On the whole, I think the second season is much stronger than the first; it's just that the first started out weak and gained strength, and the second started out strong and faltered near the end. Maybe for season three they'll figure out how to balance it all the way through.
With less crying, more action, and no horribly unfunny meta episodes. Please.
A second here on the marvelousness. I loved Teal'c menacing the hostages so much I had to run it back on the TiVo.
SG-1 was good fun. I half watched it the first time because I had other stuff to do, then watched the second showing to catch more fun moments. Teal'c cracked me up repeatedly. And Daniel was unlike any Daniel I have seen. They were all doing the goofy. Vala with the always handy theft tools. Silly fun.
Didn't see SGA.
Dean looked so damned happy to have something to do so he can just not talk about the deal.
So much this. That grin was perfect.
I mean, intellectually, I agree with most of the criticism I've seen leveled. But the firewall catches those thoughts, and it hits Does Not Compute instead.
Also this. When I'm really emotionally involved with the characters, my logic meter falters. (Which was why, in S7 of Buffy, for instance, my logic meter pinged all over the place, because I had grown so distant from so many of them.)
One thing I will say is that this show tends to go back and address previous plot holes later on, so the Devil's trap failing once the gate was open might be covered later. A girl can hope, anyway.
And honestly, because I'm so invested in Dean and Sam and their journeys, some of the technical, picky stuff doesn't matter as much to me. Much as I love the action and the demon killing, I'm watching for the emo character growth and revelation (even if a few less manly single tears would be appreciated).

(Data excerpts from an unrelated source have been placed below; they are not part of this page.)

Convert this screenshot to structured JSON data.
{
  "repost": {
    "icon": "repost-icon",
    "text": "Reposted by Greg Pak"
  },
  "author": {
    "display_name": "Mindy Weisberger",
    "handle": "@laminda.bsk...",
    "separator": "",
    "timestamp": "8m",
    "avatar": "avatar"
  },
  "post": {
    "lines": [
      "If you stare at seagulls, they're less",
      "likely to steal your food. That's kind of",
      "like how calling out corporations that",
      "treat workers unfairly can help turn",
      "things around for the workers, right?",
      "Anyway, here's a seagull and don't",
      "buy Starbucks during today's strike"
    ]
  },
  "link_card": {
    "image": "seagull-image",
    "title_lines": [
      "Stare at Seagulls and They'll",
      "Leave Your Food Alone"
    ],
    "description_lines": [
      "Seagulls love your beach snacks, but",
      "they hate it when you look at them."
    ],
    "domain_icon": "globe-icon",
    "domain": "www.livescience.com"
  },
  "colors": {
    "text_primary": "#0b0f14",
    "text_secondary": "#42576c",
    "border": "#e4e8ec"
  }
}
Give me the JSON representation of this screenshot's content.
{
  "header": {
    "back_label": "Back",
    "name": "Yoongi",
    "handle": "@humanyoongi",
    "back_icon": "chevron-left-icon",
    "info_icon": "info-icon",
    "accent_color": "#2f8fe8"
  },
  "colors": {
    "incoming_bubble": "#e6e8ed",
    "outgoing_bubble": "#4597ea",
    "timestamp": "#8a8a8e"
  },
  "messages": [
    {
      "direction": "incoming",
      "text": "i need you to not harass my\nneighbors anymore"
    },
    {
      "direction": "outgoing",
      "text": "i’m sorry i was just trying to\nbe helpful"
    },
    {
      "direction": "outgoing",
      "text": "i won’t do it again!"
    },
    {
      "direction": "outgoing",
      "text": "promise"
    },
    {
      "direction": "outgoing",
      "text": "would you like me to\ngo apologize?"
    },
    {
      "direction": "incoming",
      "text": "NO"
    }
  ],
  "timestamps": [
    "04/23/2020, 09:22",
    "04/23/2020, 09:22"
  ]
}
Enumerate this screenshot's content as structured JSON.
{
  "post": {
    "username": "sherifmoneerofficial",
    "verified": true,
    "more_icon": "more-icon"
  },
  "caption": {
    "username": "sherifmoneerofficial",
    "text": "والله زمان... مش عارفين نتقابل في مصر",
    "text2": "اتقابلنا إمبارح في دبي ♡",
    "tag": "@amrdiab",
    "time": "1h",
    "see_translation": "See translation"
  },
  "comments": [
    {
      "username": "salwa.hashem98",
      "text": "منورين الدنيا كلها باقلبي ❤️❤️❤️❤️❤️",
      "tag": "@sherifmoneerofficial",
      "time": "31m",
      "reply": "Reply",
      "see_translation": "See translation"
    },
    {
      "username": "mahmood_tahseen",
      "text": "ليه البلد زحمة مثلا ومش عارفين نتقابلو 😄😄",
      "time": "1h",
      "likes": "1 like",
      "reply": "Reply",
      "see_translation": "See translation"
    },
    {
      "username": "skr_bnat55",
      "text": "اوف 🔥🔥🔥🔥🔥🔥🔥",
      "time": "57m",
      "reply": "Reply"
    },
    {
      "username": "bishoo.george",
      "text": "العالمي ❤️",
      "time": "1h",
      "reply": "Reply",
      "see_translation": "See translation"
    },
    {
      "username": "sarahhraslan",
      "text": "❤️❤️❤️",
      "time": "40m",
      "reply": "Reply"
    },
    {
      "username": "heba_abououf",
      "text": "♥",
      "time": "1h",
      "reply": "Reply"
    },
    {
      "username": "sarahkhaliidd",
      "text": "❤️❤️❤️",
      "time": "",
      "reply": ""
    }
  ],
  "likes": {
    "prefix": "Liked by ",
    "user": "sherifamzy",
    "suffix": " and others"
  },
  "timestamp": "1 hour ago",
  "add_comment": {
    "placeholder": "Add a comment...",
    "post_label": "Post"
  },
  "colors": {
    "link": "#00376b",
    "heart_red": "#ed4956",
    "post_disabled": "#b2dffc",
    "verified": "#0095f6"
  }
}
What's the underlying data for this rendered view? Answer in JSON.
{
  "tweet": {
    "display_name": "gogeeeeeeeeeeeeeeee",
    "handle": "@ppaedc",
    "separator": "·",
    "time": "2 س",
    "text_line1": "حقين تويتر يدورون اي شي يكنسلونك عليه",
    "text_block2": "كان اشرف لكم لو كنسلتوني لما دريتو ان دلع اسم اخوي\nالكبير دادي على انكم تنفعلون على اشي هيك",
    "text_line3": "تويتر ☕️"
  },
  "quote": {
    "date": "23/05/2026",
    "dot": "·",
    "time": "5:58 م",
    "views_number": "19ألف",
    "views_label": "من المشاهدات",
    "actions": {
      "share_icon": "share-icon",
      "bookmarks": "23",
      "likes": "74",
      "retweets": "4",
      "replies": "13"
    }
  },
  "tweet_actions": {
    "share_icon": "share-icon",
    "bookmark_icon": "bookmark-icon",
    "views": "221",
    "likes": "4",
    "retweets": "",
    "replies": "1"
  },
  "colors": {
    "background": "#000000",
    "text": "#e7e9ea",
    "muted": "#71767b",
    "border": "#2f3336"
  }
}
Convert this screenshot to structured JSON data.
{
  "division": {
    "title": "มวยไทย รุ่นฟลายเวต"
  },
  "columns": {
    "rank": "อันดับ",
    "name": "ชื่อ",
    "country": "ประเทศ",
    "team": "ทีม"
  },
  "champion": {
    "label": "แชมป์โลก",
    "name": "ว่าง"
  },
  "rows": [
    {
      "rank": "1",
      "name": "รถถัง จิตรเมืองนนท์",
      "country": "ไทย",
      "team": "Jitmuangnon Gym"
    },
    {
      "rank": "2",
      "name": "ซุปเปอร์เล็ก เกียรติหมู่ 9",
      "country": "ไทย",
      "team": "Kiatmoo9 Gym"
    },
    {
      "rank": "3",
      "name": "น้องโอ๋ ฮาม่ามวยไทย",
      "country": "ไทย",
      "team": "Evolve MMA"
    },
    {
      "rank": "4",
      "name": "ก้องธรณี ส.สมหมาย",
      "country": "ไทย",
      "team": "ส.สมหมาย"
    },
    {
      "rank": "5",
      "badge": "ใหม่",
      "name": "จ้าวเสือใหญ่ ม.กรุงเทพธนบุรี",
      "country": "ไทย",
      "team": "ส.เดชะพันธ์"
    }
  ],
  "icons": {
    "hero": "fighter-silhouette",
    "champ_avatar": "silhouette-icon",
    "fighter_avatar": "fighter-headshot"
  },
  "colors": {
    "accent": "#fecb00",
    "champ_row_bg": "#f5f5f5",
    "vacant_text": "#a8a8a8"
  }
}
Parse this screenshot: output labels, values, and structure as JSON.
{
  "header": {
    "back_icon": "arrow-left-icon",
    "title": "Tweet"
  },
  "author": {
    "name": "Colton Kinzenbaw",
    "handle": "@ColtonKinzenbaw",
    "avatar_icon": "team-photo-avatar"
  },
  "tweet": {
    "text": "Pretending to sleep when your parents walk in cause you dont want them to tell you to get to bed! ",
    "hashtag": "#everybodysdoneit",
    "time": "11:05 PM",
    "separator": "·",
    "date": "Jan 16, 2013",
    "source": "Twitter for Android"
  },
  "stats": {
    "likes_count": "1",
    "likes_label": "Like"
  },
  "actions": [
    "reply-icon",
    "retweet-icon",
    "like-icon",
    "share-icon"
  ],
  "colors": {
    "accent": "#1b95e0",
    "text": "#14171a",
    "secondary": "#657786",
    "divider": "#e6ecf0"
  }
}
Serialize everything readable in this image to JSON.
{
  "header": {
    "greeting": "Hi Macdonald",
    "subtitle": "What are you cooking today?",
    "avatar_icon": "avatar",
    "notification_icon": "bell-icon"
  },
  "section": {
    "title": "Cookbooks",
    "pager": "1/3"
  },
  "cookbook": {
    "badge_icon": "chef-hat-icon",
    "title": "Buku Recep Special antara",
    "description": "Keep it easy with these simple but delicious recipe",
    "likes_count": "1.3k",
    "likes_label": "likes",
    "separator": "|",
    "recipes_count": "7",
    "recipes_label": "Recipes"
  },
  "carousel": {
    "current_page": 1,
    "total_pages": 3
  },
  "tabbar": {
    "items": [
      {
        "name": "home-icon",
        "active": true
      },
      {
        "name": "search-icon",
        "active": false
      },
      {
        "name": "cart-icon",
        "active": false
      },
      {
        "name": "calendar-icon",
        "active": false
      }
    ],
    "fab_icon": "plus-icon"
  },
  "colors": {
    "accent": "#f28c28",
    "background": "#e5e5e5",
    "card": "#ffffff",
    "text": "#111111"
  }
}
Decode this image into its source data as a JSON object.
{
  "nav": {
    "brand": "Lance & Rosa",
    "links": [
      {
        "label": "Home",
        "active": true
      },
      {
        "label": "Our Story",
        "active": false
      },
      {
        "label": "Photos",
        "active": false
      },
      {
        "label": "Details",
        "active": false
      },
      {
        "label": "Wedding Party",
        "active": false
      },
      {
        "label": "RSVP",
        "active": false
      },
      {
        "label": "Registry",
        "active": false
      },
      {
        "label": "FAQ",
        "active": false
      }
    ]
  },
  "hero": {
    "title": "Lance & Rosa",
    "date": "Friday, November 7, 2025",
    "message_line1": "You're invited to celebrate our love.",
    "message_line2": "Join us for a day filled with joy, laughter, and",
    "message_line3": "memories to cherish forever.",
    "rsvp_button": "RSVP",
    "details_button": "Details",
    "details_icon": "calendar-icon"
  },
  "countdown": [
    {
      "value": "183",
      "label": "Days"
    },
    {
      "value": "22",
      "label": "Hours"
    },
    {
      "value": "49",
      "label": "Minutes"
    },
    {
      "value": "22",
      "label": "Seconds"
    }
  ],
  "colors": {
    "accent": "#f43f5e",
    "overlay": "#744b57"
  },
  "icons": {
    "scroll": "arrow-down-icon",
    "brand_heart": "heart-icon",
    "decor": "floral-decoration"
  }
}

I have been thinking about the finale as Sam's story (include rest of what Micole wrote here)
I came out of S2 with a strong and serious case of Sam-love. I keep trying to write up thoughts that involve thinking, but they keep coming out as "Sam Winchester (wow, rest of my post eaten and I failed to notice!) less than three, less than three"
And then I said more stuff, but I forget what it was.
I swear I've had this conversation before, but there are some characters who really do need anvil-sized cluestick interventions, and Dean Winchester is one of those characters.
My problem isn't that Dean needs to be beaten over the head with a therapist; my problem is that I don't need to see all of it, especially not in the middle of a season finale and the world ending. It was one of those classic, "Stop talking and have an action scene, people!!" problems.
Emotions transmitted as plot/action, yes; emotions endlessly chewed over while plot/action is not occurring, NSM. As season-ending wowie dramatic plots go, the whole process of finding, opening, and closing the gate to Hell was very -- thin. It could have borne at least two more obstacles in there, which would also get around the problem of "My, it's 9:45 and the story's over! What shall we talk about for ten minutes?"
...Which is so chronic it's downright funny.